Dune by Frank Herbert

Dune by Frank Herbert

I know it’s all the rage right now because of the excellent two-part film adaptation, BUT. The golden path to the future is clear. Leave your lovely home. Go to the desert. Drink the strange blue juice. Immerse yourself in a millennial parable that is a critique of power, colonialism and environmental control. Be confused by the sexual politics of Herbert’s dense, rich oasis. Become one with the worm. Enjoy it.

The Employees: A 22nd Century Workplace Novel by Olga Ravn

The Employees: A 22nd Century Workplace Novel by Olga Ravn

(translated into English by Martin Aitken 2022)

Perhaps a somewhat unusual choice, but since Paul Vermeersch, senior editor at Buckrider Books, brought it to my attention last year, I have not been able to stop thinking about it. The employees. If the Six thousand ships, The crew is a mix of humans and artificially created humanoids and has picked up a number of strange objects from the planet New Discovery. The morale of the workers slowly begins to crumble as the objects awaken new or long-forgotten desires in the crew, all of which have been catalogued and recorded in sessions with the ship’s psychologist, as everything heads towards a mutiny against management and the company responsible. There is nothing like The employees out there. Get it.

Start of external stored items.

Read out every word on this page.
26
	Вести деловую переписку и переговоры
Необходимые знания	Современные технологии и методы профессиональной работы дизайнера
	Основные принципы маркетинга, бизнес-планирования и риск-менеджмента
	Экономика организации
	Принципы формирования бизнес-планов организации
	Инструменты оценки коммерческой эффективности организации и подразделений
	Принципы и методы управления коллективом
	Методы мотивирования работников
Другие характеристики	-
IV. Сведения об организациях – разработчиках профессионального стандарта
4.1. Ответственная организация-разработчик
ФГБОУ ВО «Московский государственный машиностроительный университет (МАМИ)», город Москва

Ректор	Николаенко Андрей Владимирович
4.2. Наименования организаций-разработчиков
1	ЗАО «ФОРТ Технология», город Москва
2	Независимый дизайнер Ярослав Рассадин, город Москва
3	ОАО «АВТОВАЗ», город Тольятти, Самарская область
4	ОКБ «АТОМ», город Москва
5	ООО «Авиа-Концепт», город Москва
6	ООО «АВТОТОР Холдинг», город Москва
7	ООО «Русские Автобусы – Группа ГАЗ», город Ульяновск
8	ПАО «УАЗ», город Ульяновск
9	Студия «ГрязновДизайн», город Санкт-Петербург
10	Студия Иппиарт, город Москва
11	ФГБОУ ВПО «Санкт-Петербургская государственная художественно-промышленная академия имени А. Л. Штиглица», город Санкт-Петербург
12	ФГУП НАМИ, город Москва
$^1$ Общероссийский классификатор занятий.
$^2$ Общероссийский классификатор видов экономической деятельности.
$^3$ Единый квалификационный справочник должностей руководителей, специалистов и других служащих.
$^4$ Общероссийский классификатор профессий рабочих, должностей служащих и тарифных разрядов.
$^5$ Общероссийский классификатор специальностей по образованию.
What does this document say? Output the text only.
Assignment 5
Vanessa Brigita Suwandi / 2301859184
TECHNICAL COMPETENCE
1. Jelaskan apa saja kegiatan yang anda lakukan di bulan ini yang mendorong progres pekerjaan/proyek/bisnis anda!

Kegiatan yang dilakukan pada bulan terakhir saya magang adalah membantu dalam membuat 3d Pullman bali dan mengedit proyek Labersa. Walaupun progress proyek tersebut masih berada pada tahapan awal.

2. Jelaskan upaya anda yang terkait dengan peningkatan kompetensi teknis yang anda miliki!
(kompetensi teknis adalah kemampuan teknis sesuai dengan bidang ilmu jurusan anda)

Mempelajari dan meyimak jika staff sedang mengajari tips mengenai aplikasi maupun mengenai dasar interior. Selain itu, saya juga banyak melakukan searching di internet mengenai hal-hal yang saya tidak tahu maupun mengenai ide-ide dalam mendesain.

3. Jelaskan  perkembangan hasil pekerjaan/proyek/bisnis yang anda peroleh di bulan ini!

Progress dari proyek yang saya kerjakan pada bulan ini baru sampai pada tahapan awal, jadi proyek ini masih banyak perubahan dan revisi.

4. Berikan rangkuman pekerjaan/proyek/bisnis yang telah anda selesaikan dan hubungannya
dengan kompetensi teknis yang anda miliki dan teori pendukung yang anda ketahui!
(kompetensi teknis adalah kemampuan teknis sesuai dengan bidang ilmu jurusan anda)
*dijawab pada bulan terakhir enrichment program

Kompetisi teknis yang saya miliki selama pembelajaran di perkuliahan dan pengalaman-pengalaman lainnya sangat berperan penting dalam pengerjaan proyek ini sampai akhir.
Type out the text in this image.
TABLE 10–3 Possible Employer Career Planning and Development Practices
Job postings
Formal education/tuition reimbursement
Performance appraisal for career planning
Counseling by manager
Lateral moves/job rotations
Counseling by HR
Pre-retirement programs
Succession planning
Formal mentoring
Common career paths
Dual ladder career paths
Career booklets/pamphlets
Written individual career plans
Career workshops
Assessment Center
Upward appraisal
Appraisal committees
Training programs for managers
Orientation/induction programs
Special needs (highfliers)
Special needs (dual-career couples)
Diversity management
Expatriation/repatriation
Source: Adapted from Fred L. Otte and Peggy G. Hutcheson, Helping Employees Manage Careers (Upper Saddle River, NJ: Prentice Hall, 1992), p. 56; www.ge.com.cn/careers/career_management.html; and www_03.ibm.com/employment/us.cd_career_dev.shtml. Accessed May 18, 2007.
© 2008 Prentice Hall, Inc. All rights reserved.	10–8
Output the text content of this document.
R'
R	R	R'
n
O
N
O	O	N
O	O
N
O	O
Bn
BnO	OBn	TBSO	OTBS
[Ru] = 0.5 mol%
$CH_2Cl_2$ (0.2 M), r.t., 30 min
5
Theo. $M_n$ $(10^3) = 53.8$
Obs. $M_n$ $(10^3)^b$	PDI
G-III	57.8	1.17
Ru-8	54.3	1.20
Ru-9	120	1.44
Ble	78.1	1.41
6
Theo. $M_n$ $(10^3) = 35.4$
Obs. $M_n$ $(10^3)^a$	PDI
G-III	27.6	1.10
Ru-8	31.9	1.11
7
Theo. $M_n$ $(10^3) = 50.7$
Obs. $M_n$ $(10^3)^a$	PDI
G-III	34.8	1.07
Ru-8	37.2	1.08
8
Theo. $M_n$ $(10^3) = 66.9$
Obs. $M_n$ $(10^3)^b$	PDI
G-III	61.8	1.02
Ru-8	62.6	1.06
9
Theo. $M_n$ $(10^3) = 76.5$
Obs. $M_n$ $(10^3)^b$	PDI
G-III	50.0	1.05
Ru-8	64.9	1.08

The Mountain in the Sea by Ray Nayler

The Mountain in the Sea by Ray Nayler

At some point in the near future, a new species of octopus is discovered that, unlike the solitary sea creatures we know today, has developed its own language and culture. It is teeming with animals, scientists, fishermen, androids, The mountain in the sea is a novel of fantasy, the kind of novel I’m always looking for but don’t often find. It combines lofty ideas with elegant and captivating prose.